Methods and findings: A pragmatic modified stepped-wedge implementation feasibility trial was conducted at primary care practices in England. Individuals aged 25 to 64 years who were at least 6 months overdue for cervical screening could provide a self-collected sample. The primary outcomes included the monthly proportion of non-attenders screened, changes in coverage, and uptake within 90 days. Self-samples from 7,739 individuals were analysed using Roche Cobas 4800. Individuals with a positive self-sample were encouraged to attend clinical screening. In this post hoc study of the trial, we related the HPV type (HPV16, HPV18, or other high-risk type) and cycle threshold (Ct) value on the self-sample to the results of clinician-collected sample and cervical intraepithelial neoplasia grade 2 or worse (CIN2+). We wished to triage HPV-positive individuals to immediate colposcopy, clinician sampling, or 12-month recall depending on risk. A total of 1,001 women tested positive through self-samples, and 855 women who had both an HPV-positive self-sample and a subsequent clinician-sample were included in this study. Of these, 71 (8.3%) had CIN2+. Self-sample Ct values were highly predictive of HPV in the clinician sample. Combining HPV type and Ct value allowed stratification into 3 risk groups; 44/855 (5%) were high-risk of whom 43% (19/44, 95% confidence interval [29.7%, 57.8%]) had CIN2+. The majority (52.9%, 452/855) were low-risk, of whom 4% (18/452, 95% CI [2.5%, 6.2%]) had CIN2+. The main limitation of our study was the colposcopy assessment was restricted to individuals who had abnormal cytology after positive results of both self-sample and clinician-collected sample.
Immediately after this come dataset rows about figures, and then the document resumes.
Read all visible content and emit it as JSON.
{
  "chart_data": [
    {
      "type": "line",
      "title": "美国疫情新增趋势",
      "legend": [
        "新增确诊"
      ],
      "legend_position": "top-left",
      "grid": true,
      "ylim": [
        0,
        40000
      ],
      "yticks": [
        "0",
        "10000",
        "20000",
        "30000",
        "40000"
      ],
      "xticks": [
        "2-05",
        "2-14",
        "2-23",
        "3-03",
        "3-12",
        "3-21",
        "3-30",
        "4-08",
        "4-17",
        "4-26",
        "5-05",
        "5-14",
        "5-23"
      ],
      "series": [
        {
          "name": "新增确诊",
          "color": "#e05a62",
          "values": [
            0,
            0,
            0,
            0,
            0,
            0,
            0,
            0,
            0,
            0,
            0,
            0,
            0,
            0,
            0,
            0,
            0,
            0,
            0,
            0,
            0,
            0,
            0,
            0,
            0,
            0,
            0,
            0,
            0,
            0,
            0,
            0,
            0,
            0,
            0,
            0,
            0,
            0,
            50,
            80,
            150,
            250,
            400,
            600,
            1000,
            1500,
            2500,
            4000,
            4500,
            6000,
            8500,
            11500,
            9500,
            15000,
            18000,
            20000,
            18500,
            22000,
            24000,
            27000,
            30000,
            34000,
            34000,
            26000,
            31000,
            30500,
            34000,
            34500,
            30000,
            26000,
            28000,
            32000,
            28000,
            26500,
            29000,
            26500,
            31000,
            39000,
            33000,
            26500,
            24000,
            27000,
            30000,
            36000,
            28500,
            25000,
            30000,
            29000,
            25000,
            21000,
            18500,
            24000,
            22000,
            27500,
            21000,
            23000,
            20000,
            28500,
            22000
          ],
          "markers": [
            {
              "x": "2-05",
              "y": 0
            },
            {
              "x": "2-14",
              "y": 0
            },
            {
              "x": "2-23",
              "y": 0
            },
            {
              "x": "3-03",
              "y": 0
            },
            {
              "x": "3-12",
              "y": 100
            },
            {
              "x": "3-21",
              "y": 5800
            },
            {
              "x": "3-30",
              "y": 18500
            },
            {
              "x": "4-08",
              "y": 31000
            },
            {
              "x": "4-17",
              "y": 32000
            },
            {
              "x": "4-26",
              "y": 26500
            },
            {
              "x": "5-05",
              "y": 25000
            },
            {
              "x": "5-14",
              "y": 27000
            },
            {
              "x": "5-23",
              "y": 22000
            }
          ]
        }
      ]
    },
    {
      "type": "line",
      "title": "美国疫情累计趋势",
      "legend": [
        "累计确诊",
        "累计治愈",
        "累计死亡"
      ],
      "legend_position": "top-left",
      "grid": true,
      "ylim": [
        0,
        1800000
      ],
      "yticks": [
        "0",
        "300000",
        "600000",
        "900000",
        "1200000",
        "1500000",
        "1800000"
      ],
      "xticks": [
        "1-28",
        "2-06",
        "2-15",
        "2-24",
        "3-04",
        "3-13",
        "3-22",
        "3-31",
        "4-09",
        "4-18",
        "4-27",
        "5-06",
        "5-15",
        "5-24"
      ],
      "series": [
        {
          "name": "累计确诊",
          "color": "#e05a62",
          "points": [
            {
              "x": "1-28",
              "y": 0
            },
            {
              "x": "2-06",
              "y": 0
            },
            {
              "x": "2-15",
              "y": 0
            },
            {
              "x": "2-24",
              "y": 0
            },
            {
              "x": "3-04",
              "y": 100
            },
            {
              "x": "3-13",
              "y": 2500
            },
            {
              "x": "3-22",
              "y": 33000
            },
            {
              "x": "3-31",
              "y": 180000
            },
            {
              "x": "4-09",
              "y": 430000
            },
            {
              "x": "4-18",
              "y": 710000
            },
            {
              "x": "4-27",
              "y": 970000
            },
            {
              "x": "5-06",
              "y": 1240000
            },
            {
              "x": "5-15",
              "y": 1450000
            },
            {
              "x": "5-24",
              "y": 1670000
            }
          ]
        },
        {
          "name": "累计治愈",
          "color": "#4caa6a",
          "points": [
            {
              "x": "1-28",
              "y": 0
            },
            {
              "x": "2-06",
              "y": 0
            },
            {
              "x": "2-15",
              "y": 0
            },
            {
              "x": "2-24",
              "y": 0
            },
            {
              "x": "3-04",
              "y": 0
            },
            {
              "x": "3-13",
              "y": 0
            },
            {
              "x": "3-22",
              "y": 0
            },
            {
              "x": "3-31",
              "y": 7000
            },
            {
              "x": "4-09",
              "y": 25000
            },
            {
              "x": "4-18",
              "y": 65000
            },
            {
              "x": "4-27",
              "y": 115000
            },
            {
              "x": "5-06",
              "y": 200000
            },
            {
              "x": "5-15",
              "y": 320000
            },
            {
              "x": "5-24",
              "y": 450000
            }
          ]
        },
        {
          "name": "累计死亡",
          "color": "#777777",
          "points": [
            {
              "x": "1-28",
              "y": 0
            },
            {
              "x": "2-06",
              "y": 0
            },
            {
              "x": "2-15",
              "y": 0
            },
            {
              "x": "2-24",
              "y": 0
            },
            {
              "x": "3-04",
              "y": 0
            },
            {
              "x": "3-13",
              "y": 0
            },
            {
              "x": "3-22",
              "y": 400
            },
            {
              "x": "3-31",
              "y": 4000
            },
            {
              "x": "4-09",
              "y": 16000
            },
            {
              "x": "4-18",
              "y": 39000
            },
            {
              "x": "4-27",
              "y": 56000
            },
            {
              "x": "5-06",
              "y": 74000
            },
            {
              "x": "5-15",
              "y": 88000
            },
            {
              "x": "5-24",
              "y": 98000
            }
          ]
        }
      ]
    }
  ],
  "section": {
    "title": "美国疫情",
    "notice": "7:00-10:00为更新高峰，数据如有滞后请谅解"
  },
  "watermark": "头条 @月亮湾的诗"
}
Conclusions: HPV type and Ct value on HPV-positive self-samples may be used for triage. The difference in the risk of CIN2+ in these groups appears sufficient to justify differential clinical management. A prospective study employing such triage to evaluate laboratory workflow, acceptability, and follow-up procedure and to optimise clinical performance seems warranted.